Rice jokes about sunburn as England battle World Cup heat in Florida
Declan Rice’s sunburn drew laughs, but England’s Florida camp showed a bigger concern: heat, humidity and weather delays are now shaping World Cup preparation.

Declan Rice could smile about the sunburn, but England’s World Cup build-up in Florida underlined a far sharper reality: elite football is being reworked around extreme heat. The Arsenal midfielder, 27, was left visibly pink after an England photoshoot with World Cup sponsors and broadcasters, and his mother quickly told him off for getting burned.
England have spent the run-up to the tournament trying to harden themselves for conditions they do not normally face in Europe. Thomas Tuchel has admitted his squad are not used to the heat and humidity expected across North America, and England have turned to Team GB experts and other specialists to help players cope with the climate in West Palm Beach and beyond.
That preparation has gone well beyond a standard training camp.
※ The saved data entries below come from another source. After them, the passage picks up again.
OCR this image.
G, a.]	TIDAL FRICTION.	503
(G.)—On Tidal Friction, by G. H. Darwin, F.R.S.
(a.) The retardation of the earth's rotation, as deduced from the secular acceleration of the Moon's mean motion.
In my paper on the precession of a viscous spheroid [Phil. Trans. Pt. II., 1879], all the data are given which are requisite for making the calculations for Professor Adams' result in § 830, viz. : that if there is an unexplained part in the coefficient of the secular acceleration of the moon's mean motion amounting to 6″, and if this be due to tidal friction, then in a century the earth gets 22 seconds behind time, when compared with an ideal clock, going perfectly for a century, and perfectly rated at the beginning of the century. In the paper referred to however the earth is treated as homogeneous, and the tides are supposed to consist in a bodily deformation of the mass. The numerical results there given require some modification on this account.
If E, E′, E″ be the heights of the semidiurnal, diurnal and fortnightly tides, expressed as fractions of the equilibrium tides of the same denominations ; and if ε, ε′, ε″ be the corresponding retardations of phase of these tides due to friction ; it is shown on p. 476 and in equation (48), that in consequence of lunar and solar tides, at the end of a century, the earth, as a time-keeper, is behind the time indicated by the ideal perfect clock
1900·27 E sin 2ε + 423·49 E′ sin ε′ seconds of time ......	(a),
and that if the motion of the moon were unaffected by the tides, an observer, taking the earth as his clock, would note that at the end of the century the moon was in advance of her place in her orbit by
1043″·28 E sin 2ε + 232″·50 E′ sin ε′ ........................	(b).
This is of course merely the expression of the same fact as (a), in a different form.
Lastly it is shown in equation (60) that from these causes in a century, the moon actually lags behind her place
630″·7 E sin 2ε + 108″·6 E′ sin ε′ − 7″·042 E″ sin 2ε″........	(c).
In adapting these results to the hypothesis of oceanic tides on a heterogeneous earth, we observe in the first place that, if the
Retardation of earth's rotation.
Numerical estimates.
Players were due to fly to Miami for a 10-day hot-weather acclimatisation block before heading into the tournament, with recovery, hydration and session planning all adjusted to reduce the strain of training in oppressive humidity. Rice’s photoshoot mishap became a talking point because it was easy to see, but England’s staff have treated the broader issue as a performance problem as much as a comfort issue.

The conditions were impossible to ignore again in Orlando, where England’s final warm-up against Costa Rica was delayed by an hour because of weather. Once the match got under way, Rice opened the scoring after 10 minutes and Anthony Gordon and Ollie Watkins added further goals in a 3-0 win. It was a useful reminder that England are now building for tournaments in which heat, storm delays and recovery windows can matter as much as tactics.

Rice later said England had adapted to the heat, but the wider picture remains unsettled. With the World Cup opener against Croatia set for 17 June 2026, England’s experience in Florida has raised the same question confronting every team heading to the United States, Mexico and Canada: how much risk should athletes be asked to absorb as football keeps chasing bigger summer tournaments in harsher conditions?